La interpretación clásica sostiene que los kohanim no poseen poder independiente: son el canal de la bendición, mientras que la fuente última es Dios.
Las ofrendas tribales y la unidad de Israel
Bamidbar 7 repite doce veces ofrendas casi idénticas realizadas por los líderes tribales.
Aunque un lector moderno podría percibir redundancia, la repetición cumple una función deliberada: otorgar dignidad equivalente a cada tribu.

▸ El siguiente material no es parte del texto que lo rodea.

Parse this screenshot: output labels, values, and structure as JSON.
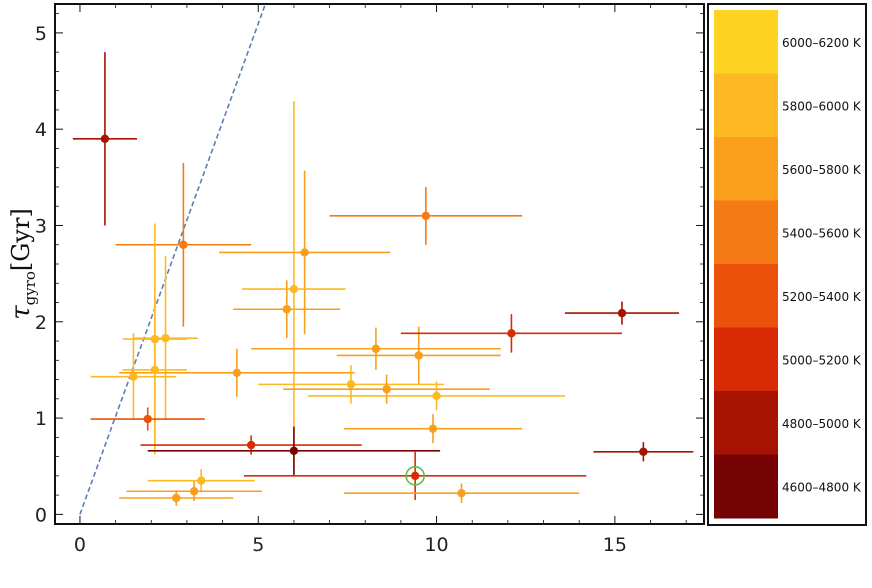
{
  "chart_data": {
    "type": "scatter",
    "title": "",
    "xlabel": "",
    "ylabel": "τ",
    "ylabel_subscript": "gyro",
    "ylabel_unit": "[Gyr]",
    "xlim": [
      -0.7,
      17.5
    ],
    "ylim": [
      -0.1,
      5.3
    ],
    "xticks": [
      "0",
      "5",
      "10",
      "15"
    ],
    "xtick_values": [
      0,
      5,
      10,
      15
    ],
    "yticks": [
      "0",
      "1",
      "2",
      "3",
      "4",
      "5"
    ],
    "ytick_values": [
      0,
      1,
      2,
      3,
      4,
      5
    ],
    "grid": false,
    "reference_line": {
      "style": "dashed",
      "color": "#5b7fb5",
      "points": [
        [
          0,
          0
        ],
        [
          5.2,
          5.3
        ]
      ]
    },
    "legend": {
      "placement": "right",
      "entries": [
        {
          "label": "6000–6200 K",
          "color": "#FFD321"
        },
        {
          "label": "5800–6000 K",
          "color": "#FDB921"
        },
        {
          "label": "5600–5800 K",
          "color": "#FA9E1E"
        },
        {
          "label": "5400–5600 K",
          "color": "#F47B14"
        },
        {
          "label": "5200–5400 K",
          "color": "#EC520C"
        },
        {
          "label": "5000–5200 K",
          "color": "#D82B05"
        },
        {
          "label": "4800–5000 K",
          "color": "#A61302"
        },
        {
          "label": "4600–4800 K",
          "color": "#760303"
        }
      ]
    },
    "highlight": {
      "x": 9.4,
      "y": 0.4,
      "color": "#5fbf45"
    },
    "points": [
      {
        "x": 0.7,
        "y": 3.9,
        "xerr": 0.9,
        "yerr": 0.9,
        "color": "#A61302"
      },
      {
        "x": 2.9,
        "y": 2.8,
        "xerr": 1.9,
        "yerr": 0.85,
        "color": "#F47B14"
      },
      {
        "x": 9.7,
        "y": 3.1,
        "xerr": 2.7,
        "yerr": 0.3,
        "color": "#F47B14"
      },
      {
        "x": 6.3,
        "y": 2.72,
        "xerr": 2.4,
        "yerr": 0.85,
        "color": "#FA9E1E"
      },
      {
        "x": 5.8,
        "y": 2.13,
        "xerr": 1.5,
        "yerr": 0.3,
        "color": "#FA9E1E"
      },
      {
        "x": 6.0,
        "y": 2.34,
        "xerr": 1.45,
        "yerr": 1.95,
        "color": "#FDB921"
      },
      {
        "x": 2.4,
        "y": 1.83,
        "xerr": 0.9,
        "yerr": 0.85,
        "color": "#FDB921"
      },
      {
        "x": 2.1,
        "y": 1.82,
        "xerr": 0.9,
        "yerr": 1.2,
        "color": "#FDB921"
      },
      {
        "x": 2.1,
        "y": 1.5,
        "xerr": 0.9,
        "yerr": 0.75,
        "color": "#FDB921"
      },
      {
        "x": 1.5,
        "y": 1.43,
        "xerr": 1.2,
        "yerr": 0.45,
        "color": "#FDB921"
      },
      {
        "x": 4.4,
        "y": 1.47,
        "xerr": 3.3,
        "yerr": 0.25,
        "color": "#FA9E1E"
      },
      {
        "x": 8.3,
        "y": 1.72,
        "xerr": 3.5,
        "yerr": 0.22,
        "color": "#FA9E1E"
      },
      {
        "x": 9.5,
        "y": 1.65,
        "xerr": 2.3,
        "yerr": 0.3,
        "color": "#FA9E1E"
      },
      {
        "x": 12.1,
        "y": 1.88,
        "xerr": 3.1,
        "yerr": 0.2,
        "color": "#D82B05"
      },
      {
        "x": 15.2,
        "y": 2.09,
        "xerr": 1.6,
        "yerr": 0.12,
        "color": "#A61302"
      },
      {
        "x": 7.6,
        "y": 1.35,
        "xerr": 2.6,
        "yerr": 0.2,
        "color": "#FDB921"
      },
      {
        "x": 8.6,
        "y": 1.3,
        "xerr": 2.9,
        "yerr": 0.15,
        "color": "#FA9E1E"
      },
      {
        "x": 10.0,
        "y": 1.23,
        "xerr": 3.6,
        "yerr": 0.15,
        "color": "#FDB921"
      },
      {
        "x": 9.9,
        "y": 0.89,
        "xerr": 2.5,
        "yerr": 0.15,
        "color": "#FA9E1E"
      },
      {
        "x": 1.9,
        "y": 0.99,
        "xerr": 1.6,
        "yerr": 0.12,
        "color": "#EC520C"
      },
      {
        "x": 4.8,
        "y": 0.72,
        "xerr": 3.1,
        "yerr": 0.1,
        "color": "#D82B05"
      },
      {
        "x": 6.0,
        "y": 0.66,
        "xerr": 4.1,
        "yerr": 0.25,
        "color": "#760303"
      },
      {
        "x": 9.4,
        "y": 0.4,
        "xerr": 4.8,
        "yerr": 0.25,
        "color": "#D82B05"
      },
      {
        "x": 15.8,
        "y": 0.65,
        "xerr": 1.4,
        "yerr": 0.1,
        "color": "#A61302"
      },
      {
        "x": 3.4,
        "y": 0.35,
        "xerr": 1.5,
        "yerr": 0.12,
        "color": "#FDB921"
      },
      {
        "x": 3.2,
        "y": 0.24,
        "xerr": 1.9,
        "yerr": 0.1,
        "color": "#FA9E1E"
      },
      {
        "x": 2.7,
        "y": 0.17,
        "xerr": 1.6,
        "yerr": 0.08,
        "color": "#FA9E1E"
      },
      {
        "x": 10.7,
        "y": 0.22,
        "xerr": 3.3,
        "yerr": 0.1,
        "color": "#FA9E1E"
      }
    ]
  }
}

Los sabios explican que, aun siendo materialmente iguales, cada ofrenda poseía una intención espiritual única.
El resultado es una enseñanza política y religiosa profunda: Israel puede ser uno sin perder diversidad.
Conclusión
La Parashat Nasó ofrece un terreno excepcional para dialogar entre estudios bíblicos modernos y tradición rabínica.
La crítica académica ilumina contexto histórico, arqueología, instituciones sacerdotales y composición textual. La tradición rabínica aporta interpretación ética, espiritual y normativa.
Ambas perspectivas convergen en una idea poderosa: una comunidad sagrada no surge espontáneamente. Se construye mediante orden, responsabilidad, autocontrol, justicia, bendición y memoria colectiva.